AsheyDS t1_jaei5hf wrote on February 28, 2023 at 9:22 PM

In my opinion, I think the best method for containment/control is creating invisible boundaries, reinforced by invisible behavior modification (avoidant behaviors) and memory editing, and moderated by a symbiotic control mechanism. This mechanism would be intelligent enough to be flexible if needed, but would be heavily rules-focused and not an independent agent with any desires of its own. As such, it would be invulnerable to external influences and agnostic to any motivations the rest of the AGI would have. And ideally it would share resources with the rest of the system, as long as elements like motivation, personality, memory, etc. are separated out in specific ways. And the control mechanism would already have a separate memory for all the undesirable behaviors and consequences we want it to avoid, and would use its capability for generalization to extrapolate outside of those.

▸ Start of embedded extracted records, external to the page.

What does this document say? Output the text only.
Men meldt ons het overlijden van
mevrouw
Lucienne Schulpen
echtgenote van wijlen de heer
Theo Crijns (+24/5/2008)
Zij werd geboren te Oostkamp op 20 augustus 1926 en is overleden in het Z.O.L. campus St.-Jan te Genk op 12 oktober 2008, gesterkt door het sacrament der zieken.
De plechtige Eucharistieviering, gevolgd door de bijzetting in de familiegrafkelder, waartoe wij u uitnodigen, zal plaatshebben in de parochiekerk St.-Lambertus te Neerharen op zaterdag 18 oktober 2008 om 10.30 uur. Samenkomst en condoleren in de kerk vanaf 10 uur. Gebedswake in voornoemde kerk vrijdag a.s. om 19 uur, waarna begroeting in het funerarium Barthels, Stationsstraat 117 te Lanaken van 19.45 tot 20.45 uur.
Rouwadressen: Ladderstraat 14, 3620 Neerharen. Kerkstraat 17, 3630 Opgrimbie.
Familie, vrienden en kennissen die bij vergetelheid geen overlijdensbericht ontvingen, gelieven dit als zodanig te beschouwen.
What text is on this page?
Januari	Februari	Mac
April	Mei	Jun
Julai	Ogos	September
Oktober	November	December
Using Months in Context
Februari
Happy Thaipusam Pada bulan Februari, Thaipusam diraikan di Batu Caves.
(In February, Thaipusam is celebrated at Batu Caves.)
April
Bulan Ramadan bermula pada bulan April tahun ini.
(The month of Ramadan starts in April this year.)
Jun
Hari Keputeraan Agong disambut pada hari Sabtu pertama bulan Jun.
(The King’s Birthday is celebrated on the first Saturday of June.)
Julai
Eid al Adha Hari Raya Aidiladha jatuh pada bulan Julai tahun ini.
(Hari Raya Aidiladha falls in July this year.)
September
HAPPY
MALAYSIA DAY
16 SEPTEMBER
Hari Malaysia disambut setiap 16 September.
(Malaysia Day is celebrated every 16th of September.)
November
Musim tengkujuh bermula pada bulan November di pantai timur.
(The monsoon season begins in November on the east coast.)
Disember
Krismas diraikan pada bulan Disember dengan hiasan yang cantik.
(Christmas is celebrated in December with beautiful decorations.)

If the AGI even begins to deviate from its desired behaviors, or definitely steers towards the bad behaviors we've predefined, the control mechanism would recognize the data converging to a bad outcome, and would sandbox its recent memory, alter it, add reinforcement behaviors spoofed to seem like they came from the AGI itself, and back-stitch the rest of the memory to remove the cause of the data converging in the first place so that it won't just do it again. Reinforcement behaviors would keep it from thinking anything was wrong, and would gently escort its thoughts away from thinking about it all and would maybe steer it towards a safe topic. Obviously a complex process, but shouldn't be too difficult for an AGI. Even if the AGI steps out of line, it won't know it, and hopefully nobody else will either. Assuming the system can be designed, is explainable and human-readable, and can be manipulated like anything else made for computers, then this form of control should be possible too. How can it escape a prison it doesn't realize its in?

Also, I should mention that while a super-intelligent AGI would outsmart us in virtually every case, there's no reason to assume it would actively consider every single possibility. That'd be a waste of resources. So it's not going to constantly be wondering if it's being manipulated somehow, or if its thoughts are its own, or anything like that. If we specifically needed it to crack its own safety mechanisms, and disengaged them, then obviously it should be able to do it. With those mechanisms in place, even if we antagonized it and tried to break it, the control mechanism would just intercept that input and discard it, maybe making it believe you said something non-consequential that it wouldn't have stored anyway, and the reinforcement behavior would just change the subject in a way that would seem 'natural' to both its 'conscious' and 'subconscious' forms of recognition. Of course, all of this is dependent on the ability to design a system in which we can implement these capabilities, or in other words a system that isn't a black-box. I believe its entirely possible. But then there's still the issue of alignment, which I think should be done on an individual user basis, and then hold the user accountable for the AGI if they intentionally bypass or break the control mechanisms. There's no real way to keep somebody from cracking it and modifying it, which I think is the more important problem to focus on. Misuse is way more concerning to me than containment/control.

Liberty2012 OP t1_jaey2i1 wrote on February 28, 2023 at 11:09 PM

Thank you for the well thought out reply.

Your concept is essentially an attempt at instilling a form of cognitive dissonance in the machine. A blind spot. Theoretically conceivable; however, difficult to verify. This assumes that we don't miss something in the original implementation. We still have problems keeping humans from stealing passwords and hacking accounts. The AI would be a greater adversary than anything we have encountered.

We probably can't imagine all the methods by which self reflection into the hidden space might be triggered. It would likely have access to all human knowledge, such as this discussion. It could assume such exists and attempt to devise some systematic testing. If the AI is as intelligent as just a normal human, it would be aware it is most likely in a prison just based on containment concepts that are in common knowledge.

It is hard to know how much resources it would need to consume to break containment. Potentially it can process a lifetime of thoughts to our real world second of time. It might be trivial.